Cleemy allows expense payments to be separated from the export of accounting entries. In this case, you can use the payment module to choose which expense reports to reimburse at any give moment.

Using the payment module allows you to retrieve either:

  • SEPA files to integrate with your online bank or your banking communication software

or

  • CSV listings containing miscellaneous information about employees (most notably their payroll ID number) and the amount of their reimbursement.

Cleemy then calculates all the amounts to be paid and the possible regularizations to be performed.

Alternatively, you can use the “Payment via accounting export” mode. In this case, you can directly balance your employees’ accounts from accounting to proceed with expense report reimbursements.

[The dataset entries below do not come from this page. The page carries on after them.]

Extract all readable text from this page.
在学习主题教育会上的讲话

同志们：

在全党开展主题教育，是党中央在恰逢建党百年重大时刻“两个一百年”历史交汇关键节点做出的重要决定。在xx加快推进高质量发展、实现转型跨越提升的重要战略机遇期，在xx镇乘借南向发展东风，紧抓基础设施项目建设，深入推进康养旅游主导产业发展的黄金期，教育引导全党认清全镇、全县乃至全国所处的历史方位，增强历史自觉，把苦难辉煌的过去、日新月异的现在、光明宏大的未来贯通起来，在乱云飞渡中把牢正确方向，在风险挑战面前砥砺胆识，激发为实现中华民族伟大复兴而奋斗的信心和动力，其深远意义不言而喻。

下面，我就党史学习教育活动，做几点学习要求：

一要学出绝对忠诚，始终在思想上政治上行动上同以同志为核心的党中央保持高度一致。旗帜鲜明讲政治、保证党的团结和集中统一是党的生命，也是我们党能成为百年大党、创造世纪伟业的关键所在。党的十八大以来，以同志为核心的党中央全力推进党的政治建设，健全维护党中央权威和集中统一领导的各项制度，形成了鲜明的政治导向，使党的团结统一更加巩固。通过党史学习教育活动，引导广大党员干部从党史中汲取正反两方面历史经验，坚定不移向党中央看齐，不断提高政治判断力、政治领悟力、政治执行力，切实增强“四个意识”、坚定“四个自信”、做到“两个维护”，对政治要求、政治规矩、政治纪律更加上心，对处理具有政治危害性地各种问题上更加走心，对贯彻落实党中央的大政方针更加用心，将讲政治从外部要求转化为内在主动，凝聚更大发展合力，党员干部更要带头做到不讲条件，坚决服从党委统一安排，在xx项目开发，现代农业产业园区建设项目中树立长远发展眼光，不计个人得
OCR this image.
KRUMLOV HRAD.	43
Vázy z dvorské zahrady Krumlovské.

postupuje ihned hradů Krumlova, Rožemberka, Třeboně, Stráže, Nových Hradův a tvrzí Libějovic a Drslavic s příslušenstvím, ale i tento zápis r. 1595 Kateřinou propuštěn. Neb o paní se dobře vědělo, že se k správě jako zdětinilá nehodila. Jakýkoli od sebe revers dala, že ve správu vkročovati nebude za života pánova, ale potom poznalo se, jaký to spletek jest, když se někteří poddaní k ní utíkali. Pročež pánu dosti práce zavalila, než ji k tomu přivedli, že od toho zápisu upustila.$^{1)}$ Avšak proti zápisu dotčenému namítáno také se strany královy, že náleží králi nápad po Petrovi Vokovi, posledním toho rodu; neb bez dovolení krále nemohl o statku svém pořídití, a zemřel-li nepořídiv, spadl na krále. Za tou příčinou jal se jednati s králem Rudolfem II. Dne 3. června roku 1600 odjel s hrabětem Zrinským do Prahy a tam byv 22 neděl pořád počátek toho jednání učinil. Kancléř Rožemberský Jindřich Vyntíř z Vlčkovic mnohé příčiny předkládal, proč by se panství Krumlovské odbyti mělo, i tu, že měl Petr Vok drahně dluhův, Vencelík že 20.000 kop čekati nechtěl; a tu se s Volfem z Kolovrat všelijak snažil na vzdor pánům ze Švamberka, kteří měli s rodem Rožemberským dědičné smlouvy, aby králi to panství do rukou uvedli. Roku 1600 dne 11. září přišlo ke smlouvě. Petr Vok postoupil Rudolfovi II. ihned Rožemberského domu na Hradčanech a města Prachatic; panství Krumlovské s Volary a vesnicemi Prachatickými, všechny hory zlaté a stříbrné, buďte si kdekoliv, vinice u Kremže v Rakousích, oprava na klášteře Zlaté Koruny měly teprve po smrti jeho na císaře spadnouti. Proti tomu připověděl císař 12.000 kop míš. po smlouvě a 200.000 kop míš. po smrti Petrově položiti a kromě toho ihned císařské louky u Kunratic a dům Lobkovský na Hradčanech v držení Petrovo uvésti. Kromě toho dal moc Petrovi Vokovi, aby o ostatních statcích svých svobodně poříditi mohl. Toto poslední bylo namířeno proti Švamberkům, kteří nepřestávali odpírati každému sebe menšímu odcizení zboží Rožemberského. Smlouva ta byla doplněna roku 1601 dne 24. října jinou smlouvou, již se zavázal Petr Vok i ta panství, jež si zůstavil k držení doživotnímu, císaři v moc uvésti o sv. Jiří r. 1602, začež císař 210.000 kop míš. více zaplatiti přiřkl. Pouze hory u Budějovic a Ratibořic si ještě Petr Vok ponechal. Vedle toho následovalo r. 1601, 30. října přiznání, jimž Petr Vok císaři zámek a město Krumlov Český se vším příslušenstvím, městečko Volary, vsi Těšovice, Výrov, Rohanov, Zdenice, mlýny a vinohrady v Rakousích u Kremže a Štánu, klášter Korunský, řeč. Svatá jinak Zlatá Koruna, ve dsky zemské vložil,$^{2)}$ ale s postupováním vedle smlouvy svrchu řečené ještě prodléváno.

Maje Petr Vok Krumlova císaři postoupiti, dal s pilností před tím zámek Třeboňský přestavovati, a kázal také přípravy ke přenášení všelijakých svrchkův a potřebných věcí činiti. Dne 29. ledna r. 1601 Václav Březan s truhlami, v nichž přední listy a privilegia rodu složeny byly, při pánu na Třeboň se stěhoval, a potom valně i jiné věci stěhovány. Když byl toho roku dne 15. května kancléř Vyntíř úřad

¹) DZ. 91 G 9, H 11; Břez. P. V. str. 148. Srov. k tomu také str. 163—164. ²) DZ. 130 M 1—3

With this feature, Cleemy automatically generates payment entries using exported expense reports. You can then choose to integrate them in your accounting export by configuring your export format.

This choice can be made independently for each legal entity using the Configuration > Payments interface.

If you choose the SEPA mode of payment, you must provide IBAN and BIC information for at least one bank account from which transfers will be sent.

The “Add another SEPA account” link allows you to define several sending accounts for the same legal entity. Cleemy will ask you which one you would like to use upon the creation of a payment.

Other configuration options

In Configuration > Parameters, you will find two more important options concerning the payment module’s performance:

  • The number of days for a “Payment pending” indicates to Cleemy the delay that is should apply after a payment has been made in order for the expense report to move to a “paid” status.
  • “Control before payment” allows you to authorize or to not authorize the payment of expense reports that have not been controlled. This configuration does not have an effect if you use the “Payment via accounting” mode, given that an expense report must be approved and controlled before being able to be exported.